My second code (for testing purposes) was simply using a table in the document, rather than specifically in a header.range. That's why you got the error if you were running it on one of the OP's original documents (which only contained tables in the headers/footers).

Just a quick note on your MyTableToText function-- that will break on a table with vertically merged cells, since you're using the .Rows collection (maybe that's why you said you can only work with horizontally merged rows? Because this is one of your standard functions?).

But yes, my code was basically just a proof-of-concept and not necessarily plug-and-play ready for the original code (I was basing it on the Demo code above, not the actual code the OP said works and just needs improvement).

fumei
04-19-2012, 10:52 PM
Yes, I have used this often, and no, I never use vertically merged cells. Good point to mention though. Thanks.

BoatwrenchV8
04-20-2012, 05:56 PM
Frosty and Fumei,
Thank you both fort the time you spent on this. I have a lot of experimenting to do when I get finished with the project I am involved with, which is why I haven't posted in a while.
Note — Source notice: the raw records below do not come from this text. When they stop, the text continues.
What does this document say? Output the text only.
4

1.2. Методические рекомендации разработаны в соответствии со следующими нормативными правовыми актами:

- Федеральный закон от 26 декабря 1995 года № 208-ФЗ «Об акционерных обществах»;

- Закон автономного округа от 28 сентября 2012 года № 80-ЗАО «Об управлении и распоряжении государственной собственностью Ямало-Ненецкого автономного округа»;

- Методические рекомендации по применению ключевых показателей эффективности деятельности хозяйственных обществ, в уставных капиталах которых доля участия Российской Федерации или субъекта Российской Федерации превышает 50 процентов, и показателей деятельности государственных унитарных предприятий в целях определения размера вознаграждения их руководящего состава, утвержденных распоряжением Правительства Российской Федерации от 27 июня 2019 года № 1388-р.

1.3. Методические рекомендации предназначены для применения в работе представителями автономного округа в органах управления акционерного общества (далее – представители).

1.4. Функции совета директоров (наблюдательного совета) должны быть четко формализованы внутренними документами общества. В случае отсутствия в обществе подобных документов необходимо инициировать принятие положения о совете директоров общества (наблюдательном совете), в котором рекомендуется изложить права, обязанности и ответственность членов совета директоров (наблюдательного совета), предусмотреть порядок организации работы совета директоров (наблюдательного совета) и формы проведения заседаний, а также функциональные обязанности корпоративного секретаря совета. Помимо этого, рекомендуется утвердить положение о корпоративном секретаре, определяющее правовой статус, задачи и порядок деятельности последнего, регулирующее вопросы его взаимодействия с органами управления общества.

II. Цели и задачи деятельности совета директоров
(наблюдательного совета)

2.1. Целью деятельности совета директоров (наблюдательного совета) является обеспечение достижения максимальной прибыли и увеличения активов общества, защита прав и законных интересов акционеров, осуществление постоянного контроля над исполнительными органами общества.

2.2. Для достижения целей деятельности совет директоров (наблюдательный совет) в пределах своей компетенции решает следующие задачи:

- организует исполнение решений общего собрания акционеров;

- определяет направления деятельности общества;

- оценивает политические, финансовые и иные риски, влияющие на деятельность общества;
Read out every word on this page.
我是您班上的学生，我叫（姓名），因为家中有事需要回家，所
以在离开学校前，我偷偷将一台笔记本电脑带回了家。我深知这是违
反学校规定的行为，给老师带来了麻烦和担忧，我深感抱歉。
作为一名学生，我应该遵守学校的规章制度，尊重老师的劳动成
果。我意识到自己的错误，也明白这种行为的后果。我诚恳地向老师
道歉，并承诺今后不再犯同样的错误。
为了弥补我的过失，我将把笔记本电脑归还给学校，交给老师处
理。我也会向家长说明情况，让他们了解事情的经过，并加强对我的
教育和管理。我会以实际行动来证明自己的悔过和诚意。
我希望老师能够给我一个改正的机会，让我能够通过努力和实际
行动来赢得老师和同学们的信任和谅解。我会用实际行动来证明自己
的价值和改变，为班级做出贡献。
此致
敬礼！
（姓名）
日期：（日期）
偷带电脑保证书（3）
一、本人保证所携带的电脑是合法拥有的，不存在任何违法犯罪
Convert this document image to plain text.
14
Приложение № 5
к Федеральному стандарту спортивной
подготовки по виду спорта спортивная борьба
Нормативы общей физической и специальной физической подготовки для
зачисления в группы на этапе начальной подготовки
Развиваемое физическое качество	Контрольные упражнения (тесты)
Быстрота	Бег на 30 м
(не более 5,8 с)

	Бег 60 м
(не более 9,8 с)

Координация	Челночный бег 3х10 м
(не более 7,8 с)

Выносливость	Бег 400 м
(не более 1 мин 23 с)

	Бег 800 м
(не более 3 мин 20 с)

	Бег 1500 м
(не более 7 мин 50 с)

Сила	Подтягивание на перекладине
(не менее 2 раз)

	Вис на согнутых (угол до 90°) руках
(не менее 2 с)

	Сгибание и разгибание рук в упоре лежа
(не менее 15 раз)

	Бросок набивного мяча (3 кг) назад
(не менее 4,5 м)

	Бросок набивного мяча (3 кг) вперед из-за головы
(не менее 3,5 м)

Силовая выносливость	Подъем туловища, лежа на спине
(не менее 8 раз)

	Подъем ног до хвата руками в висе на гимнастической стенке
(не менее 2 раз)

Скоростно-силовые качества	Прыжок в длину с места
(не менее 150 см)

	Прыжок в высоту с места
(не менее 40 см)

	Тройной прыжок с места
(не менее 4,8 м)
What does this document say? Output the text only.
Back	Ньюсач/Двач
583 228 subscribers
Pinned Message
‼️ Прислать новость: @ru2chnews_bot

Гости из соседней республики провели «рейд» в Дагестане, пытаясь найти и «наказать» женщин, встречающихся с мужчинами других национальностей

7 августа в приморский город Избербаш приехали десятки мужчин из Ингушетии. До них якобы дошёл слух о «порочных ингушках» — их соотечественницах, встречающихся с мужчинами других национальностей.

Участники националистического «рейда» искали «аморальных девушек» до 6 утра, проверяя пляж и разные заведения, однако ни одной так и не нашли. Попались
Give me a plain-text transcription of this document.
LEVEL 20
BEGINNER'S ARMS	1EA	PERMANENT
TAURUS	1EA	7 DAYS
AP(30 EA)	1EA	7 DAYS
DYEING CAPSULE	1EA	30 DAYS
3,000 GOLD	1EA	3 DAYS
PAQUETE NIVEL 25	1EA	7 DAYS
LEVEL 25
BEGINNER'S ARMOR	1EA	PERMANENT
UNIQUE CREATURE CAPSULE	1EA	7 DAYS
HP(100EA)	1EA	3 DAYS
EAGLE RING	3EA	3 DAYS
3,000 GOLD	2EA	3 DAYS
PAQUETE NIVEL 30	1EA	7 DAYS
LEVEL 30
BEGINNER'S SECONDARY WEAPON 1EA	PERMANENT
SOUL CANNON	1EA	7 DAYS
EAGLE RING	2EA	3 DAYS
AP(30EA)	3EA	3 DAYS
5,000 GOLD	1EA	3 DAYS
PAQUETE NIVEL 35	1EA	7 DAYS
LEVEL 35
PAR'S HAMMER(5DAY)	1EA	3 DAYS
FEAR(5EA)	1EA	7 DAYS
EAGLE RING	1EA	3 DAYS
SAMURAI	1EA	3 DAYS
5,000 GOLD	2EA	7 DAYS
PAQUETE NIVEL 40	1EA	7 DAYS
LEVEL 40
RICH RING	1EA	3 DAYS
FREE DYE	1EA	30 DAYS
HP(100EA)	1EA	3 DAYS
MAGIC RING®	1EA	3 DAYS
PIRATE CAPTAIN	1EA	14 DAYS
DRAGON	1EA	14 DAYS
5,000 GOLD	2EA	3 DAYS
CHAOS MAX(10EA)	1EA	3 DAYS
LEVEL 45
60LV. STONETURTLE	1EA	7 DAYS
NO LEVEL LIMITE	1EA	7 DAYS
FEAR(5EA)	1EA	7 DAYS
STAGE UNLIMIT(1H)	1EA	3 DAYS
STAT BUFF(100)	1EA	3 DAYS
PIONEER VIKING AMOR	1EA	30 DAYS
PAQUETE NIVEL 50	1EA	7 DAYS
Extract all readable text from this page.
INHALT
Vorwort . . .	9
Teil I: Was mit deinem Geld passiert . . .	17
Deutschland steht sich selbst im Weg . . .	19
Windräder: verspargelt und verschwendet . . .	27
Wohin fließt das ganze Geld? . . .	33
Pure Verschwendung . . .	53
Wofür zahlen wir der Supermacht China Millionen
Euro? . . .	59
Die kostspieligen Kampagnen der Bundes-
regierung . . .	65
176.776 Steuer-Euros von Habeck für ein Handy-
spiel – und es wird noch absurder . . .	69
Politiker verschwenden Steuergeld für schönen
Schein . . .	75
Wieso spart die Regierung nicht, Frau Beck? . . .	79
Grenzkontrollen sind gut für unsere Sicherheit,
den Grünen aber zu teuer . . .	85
It is very likely there will be another data run made soon and as long as the data is set up exactly like the previous run, all will be fine. We all know that won't happen. Lol. Thanks again and when I get all the fires out, I will be post my findings.

fumei
04-20-2012, 10:05 PM
A really good place to start is to describe EXACTLY what you want to happen. I have no idea actually.